A31I-01
Quantification and attribution of errors in the simulated annual gross primary production and latent heat fluxes by two global land surface models

Wednesday, 16 December 2015: 08:00
3006 (Moscone West)
Jianduo Li1, Qingyun Duan1 and Yingping Wang2, (1)Beijing Normal University, Beijing, China, (2)CSIRO, Ocean and Atmosphere Flagship, Aspendale, Australia
Abstract:
Divergence among the predictions by different global land models has not decreased over the last three assessment reports by the International Panel on Climate Change. Quantification and attribution of the uncertainties of global land surface models are important for the next phase of model improvement and development, is therefore the focus of this study. There are three sources of model uncertainties: model inputs, parameter values and model structure.
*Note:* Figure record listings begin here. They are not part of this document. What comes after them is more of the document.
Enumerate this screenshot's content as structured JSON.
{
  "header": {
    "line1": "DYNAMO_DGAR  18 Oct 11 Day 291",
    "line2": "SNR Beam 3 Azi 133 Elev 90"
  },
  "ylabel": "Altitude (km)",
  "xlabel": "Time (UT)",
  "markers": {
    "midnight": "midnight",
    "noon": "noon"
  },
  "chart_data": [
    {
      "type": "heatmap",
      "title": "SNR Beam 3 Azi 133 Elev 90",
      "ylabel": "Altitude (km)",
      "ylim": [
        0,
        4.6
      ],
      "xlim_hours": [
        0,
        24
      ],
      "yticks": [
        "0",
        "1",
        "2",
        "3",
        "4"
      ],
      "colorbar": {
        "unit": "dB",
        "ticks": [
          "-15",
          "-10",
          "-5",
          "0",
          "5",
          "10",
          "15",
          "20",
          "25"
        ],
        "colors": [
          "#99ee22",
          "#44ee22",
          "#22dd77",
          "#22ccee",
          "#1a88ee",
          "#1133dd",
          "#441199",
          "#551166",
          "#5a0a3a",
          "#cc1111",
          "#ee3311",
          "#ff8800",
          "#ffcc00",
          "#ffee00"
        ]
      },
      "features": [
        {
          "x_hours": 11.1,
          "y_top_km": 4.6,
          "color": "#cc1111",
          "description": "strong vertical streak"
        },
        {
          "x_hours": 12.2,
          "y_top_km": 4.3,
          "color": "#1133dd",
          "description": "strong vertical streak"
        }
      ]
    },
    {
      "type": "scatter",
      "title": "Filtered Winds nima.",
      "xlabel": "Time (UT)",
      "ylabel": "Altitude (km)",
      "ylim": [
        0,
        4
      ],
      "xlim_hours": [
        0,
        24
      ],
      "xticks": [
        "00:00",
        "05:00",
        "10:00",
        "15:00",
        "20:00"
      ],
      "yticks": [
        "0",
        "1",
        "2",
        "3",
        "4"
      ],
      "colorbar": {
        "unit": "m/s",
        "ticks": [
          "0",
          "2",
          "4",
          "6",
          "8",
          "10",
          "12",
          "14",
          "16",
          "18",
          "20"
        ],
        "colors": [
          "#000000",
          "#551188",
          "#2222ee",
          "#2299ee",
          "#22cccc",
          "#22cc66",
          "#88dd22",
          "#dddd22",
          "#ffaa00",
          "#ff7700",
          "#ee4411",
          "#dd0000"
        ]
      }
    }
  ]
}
Here we focus on the errors in model parameters by comparing the differences between the simulated global gross primary productivity (GPP) and latent heat flux (LE) by two global land surface models and model-data products of global GPP and LE from 1982-2005. We found that the performance of simulated annual GPP or LE by both models is most sensitive to 2 to 9 model parameters screened out by Morris method for each plant functional type (PFT). Using ensemble simulations, we applied RS-HDMR method to verify the Morris sensitivity results, and implied that about 60% of the variances of model errors in some PFTs are attributed to the sensitive parameters. We selected the combination of key parameter values that minimized the monthly errors of GPP and LE for each. Our study shows that significant improvement of model predictions can be made through parameter optimization using observations.